Ce que j'ai souffert pendant cette année ne peut être bien décrit.
Mon séjour dans cette maison m'a fait connaître plusieurs de ces maladies, très-différentes les unes des autres. Quelques-unes sont périodiques, et n'attaquent ceux qui en sont affligés qu'un jour par semaine; d'autres n'ont à en souffrir qu'un jour par mois. À la réserve de ce temps, on pouvait les croire dans un état de parfaite raison.
Quelques-uns n'avaient aucun souvenir de leur maladie; d'autres avaient le malheur, dans leurs momens de bon sens, de se rappeler tout ce qu'ils avaient fait ou dit dans leurs accès de folie.
J'étais malheureusement de ce nombre, et cette cruelle faculté de la mémoire doublait pour moi les angoisses de cette affreuse maladie.
Le spectacle continuel que j'avais sous les yeux n'était pas propre à avancer ma guérison; quand je me voyais entourée de tous ces insensés, et que je me rappelais qu'il était des instans où je l'étais autant qu'eux, je m'abandonnais à un désespoir qui contribuait à ramener ces accès.

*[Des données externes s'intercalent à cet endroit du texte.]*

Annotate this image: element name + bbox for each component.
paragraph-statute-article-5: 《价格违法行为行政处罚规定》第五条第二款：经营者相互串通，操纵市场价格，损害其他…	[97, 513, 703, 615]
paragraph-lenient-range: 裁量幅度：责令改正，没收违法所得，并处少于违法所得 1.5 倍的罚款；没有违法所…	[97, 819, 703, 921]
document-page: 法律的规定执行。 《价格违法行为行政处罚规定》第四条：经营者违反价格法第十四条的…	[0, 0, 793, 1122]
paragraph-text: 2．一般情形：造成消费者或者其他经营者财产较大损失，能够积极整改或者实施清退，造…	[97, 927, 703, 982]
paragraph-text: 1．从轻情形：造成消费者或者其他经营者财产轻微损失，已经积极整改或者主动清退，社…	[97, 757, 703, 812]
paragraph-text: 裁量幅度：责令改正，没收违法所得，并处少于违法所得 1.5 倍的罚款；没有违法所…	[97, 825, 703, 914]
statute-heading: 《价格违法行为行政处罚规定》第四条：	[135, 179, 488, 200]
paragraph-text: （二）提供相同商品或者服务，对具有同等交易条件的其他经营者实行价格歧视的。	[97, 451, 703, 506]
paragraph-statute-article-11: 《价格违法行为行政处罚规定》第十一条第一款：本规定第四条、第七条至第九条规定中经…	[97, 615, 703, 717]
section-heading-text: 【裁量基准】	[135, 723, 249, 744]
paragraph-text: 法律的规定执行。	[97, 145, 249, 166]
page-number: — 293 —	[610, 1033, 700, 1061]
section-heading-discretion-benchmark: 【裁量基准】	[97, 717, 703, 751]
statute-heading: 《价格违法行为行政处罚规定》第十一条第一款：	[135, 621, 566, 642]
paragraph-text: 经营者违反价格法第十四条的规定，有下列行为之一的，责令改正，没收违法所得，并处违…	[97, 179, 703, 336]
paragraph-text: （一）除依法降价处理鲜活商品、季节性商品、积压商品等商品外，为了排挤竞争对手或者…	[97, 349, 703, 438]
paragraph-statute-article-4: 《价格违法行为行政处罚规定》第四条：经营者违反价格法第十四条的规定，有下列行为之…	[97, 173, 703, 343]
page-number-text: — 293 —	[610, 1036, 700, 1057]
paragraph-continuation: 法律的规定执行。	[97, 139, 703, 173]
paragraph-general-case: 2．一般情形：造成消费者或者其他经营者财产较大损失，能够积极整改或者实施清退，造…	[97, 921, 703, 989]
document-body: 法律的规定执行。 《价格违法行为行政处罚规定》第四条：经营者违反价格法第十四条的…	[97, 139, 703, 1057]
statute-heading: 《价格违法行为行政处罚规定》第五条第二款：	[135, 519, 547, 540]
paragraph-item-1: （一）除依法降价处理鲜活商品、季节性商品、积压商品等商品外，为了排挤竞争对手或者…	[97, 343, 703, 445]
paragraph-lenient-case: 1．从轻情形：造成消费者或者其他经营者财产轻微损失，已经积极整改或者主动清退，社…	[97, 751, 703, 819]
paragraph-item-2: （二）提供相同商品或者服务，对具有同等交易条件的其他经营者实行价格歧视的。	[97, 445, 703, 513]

Une chose qui m'indignait dans cette maison, c'était l'indifférence, et je dirais presque l'espèce de mépris qu'on y montrait pour les malheureux malades, qu'on y amenait. Et cependant à quoi tient cette supériorité de raison dont ces gens croient pouvoir abuser pour opprimer ceux qui en sont privés? je ne dirai pas à une affection morale; ils ne sont pas doués d'une sensibilité assez vive pour que cette faculté dérange jamais l'équilibre de leur humeur. Mais combien de causes physiques, auxquelles nous ne pensons jamais, peuvent altérer cette raison dont ils sont si fiers! Pendant que j'habitais cette maison, un homme y fut amené, qui était devenu fou par une transpiration arrêtée. Un rhume s'était fixé fortement sur son cerveau, et il fut guéri par un grand nombre de vésicatoires appliqués sur le col.
Quand on a vu de près les asiles où l'on traite cette cruelle maladie, quand on a observé quelles faibles causes peuvent la produire, on se demande comment les hommes peuvent être si fiers des facultés de leur esprit.
Lorsque je fus totalement guérie, je ne voulus plus vivre seule; mes craintes d'être attaquée de nouveau par cette maladie n'étaient pas totalement dissipées. Je voulais habiter avec des amis qui pussent me protéger et veiller sur moi.
J'allai loger au faubourg Saint-Germain, dans un très-joli hôtel, sur le boulevard des Invalides, avec M. et madame B..., que je regardais comme mes enfans, par l'affection que j'avais pour eux. Pendant ma maladie, une grande révolution s'était opérée, et l'époque de ma guérison fut celle du retour de la famille royale. Mon mari, ennuyé dès long-temps de sa place, que l'oisiveté et l'ennui de vivre à la campagne lui avaient fait seuls désirer, donna sa démission et vint me rejoindre à Paris. Je me réjouis pour mon pays d'un ordre de choses qui allait lui donner quelque liberté, et rendre aux Français un peu de cette dignité qu'ils avaient perdue sous la verge de fer de l'empereur. À la vérité, nous achetions cette liberté par le malheur d'avoir été conquis par des armées étrangères; mais loin d'en faire supporter la honte à la nation, je la rejetais tout entière sur Napoléon.
C'étaient son orgueil et son insatiable ambition qui, en effrayant les souverains, les avaient armés contre nous. C'était son despotisme qui, en fatiguant les Français, leur avait ôté leur énergie et paralysé leur défense. Tout ce qui possédait une âme susceptible de quelques sentimens généreux éprouvait le besoin de briser les liens qui nous retenaient dans la dégradation.